The flush and excitement of the early months, the 'first fine careless rapture', were for ever gone. 'I shall never recover that blow,' Mary wrote on the 27th of June 1819; 'the thought never leaves me for a single moment; everything on earth has lost its interest for me,' This time her imperturbable father 'philosophized' in vain. With a more sympathetic and acuter intelligence of her case, Leigh Hunt insisted (July 1819) that she should try and give her paralysing sorrow some literary expression, 'strike her pen into some... genial subject... and bring up a fountain of gentle tears for us'. But the poor childless mother could only rehearse her complaint--'to have won, and thus cruelly to have lost' (4 August 1819). In fact she had, on William's death, discontinued her diary.

Yet on the date just mentioned, as Shelley reached his twenty-seven years, she plucked up courage and resumed the task. Shelley, however absorbed by the creative ardour of his Annus mirabilis, could not but observe that his wife's 'spirits continued wretchedly depressed' (5 August 1819); and though masculine enough to resent the fact at times more than pity it, he was human enough to persevere in that habit of co-operative reading and writing which is one of the finest traits of his married life. 'I write in the morning,' his wife testifies, 'read Latin till 2, when we dine; then I read some English book, and two cantos of Dante with Shelley [Footnote: Letter to Mrs. Hunt, 28 August 1819.]--a fair average, no doubt, of the homely aspect of the great days which produced The Cenci and Prometheus.
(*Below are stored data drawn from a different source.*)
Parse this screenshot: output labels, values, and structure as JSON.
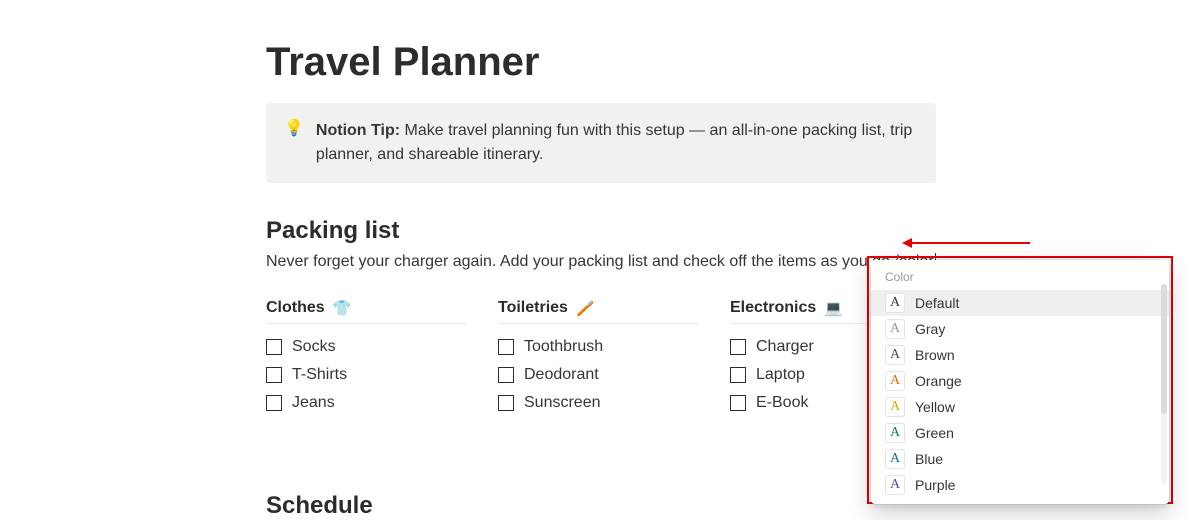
{
  "page": {
    "title": "Travel Planner"
  },
  "callout": {
    "icon": "💡",
    "label": "Notion Tip:",
    "body": "Make travel planning fun with this setup — an all-in-one packing list, trip planner, and shareable itinerary."
  },
  "packing": {
    "heading": "Packing list",
    "paragraph_pre": "Never forget your charger again. Add your packing list and check off the items as you ",
    "paragraph_link": "go.",
    "command_text": "/color",
    "columns": [
      {
        "title": "Clothes",
        "icon": "👕",
        "items": [
          "Socks",
          "T-Shirts",
          "Jeans"
        ]
      },
      {
        "title": "Toiletries",
        "icon": "🪥",
        "items": [
          "Toothbrush",
          "Deodorant",
          "Sunscreen"
        ]
      },
      {
        "title": "Electronics",
        "icon": "💻",
        "items": [
          "Charger",
          "Laptop",
          "E-Book"
        ]
      }
    ]
  },
  "schedule": {
    "heading": "Schedule"
  },
  "color_menu": {
    "title": "Color",
    "options": [
      {
        "label": "Default",
        "hex": "#37352f",
        "hovered": true
      },
      {
        "label": "Gray",
        "hex": "#9b9a97"
      },
      {
        "label": "Brown",
        "hex": "#64473a"
      },
      {
        "label": "Orange",
        "hex": "#d9730d"
      },
      {
        "label": "Yellow",
        "hex": "#dfab01"
      },
      {
        "label": "Green",
        "hex": "#0f7b6c"
      },
      {
        "label": "Blue",
        "hex": "#0b6e99"
      },
      {
        "label": "Purple",
        "hex": "#6940a5"
      }
    ]
  }
}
On the 12th November, in Florence, the birth of a second son, Percy Florence Shelley, helped Mary out of her sense of bereavement. Subsequent letters still occasionally admit 'low spirits'. But the entries in the Journal make it clear that the year 1819-20 was one of the most pleasantly industrious of her life. Not Dante only, but a motley series of books, great and small, ancient and modern, English and foreign, bespoke her attention. Not content with Latin, and the extemporized translations which Shelley could give her of Plato's Republic, she started Greek in 1820, and soon came to delight in it. And again she thought of original composition. 'Write', 'work,'--the words now occur daily in her Journal. These must mainly refer to the long historical novel, which she had planned, as early as 1819, [Footnote: She had 'thought of it' at Marlow, as appears from her letter to Mrs. Gisborne, 30 June 1821 (in Mrs. Marshall, i. p. 291); but the materials for it were not found before the stay at Naples, and it was not actually begun 'till a year afterwards, at Pisa' (ibid.).] under the title of Castruccio, Prince of Lucca, and which was not published until 1823, as Valperga. It was indeed a laborious task. The novel 'illustrative of the manners of the Middle Ages in Italy' had to be 'raked out of fifty old books', as Shelley said. [Footnote: Letter to T. L. Peacock, November 1820.]
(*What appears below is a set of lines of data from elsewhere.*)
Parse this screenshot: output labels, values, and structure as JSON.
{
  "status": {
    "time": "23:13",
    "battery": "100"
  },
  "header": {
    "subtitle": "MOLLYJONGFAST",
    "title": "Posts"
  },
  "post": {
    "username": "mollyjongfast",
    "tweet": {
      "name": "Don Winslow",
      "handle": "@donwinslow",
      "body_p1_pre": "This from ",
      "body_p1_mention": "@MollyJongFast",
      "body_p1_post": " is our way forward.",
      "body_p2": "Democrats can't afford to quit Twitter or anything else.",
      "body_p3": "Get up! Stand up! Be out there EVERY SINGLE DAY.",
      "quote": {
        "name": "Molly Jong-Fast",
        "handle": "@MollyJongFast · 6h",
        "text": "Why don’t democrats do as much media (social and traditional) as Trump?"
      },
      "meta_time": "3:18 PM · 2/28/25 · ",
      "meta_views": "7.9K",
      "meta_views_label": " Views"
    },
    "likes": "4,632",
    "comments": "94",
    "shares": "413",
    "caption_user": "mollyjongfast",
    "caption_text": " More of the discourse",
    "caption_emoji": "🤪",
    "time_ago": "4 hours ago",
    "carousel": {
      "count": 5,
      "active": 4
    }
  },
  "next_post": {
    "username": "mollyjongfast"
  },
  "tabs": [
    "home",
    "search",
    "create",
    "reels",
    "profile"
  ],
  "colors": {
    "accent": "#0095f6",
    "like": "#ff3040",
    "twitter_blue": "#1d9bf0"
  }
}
But heavy as the undertaking must have been, it certainly did not engross all the activities of Shelley's wife in this period. And it seems highly probable that the two little mythological dramas which we here publish belong to this same year 1820.

The evidence for this date is as follows. Shelley's lyrics, which these dramas include, were published by his wife (Posthumous Poems, 1824) among the 'poems written in 1820'. Another composition, in blank verse, curiously similar to Mary's own work, entitled Orpheus, has been allotted by Dr. Garnett (Relics of Shelley, 1862) to the same category.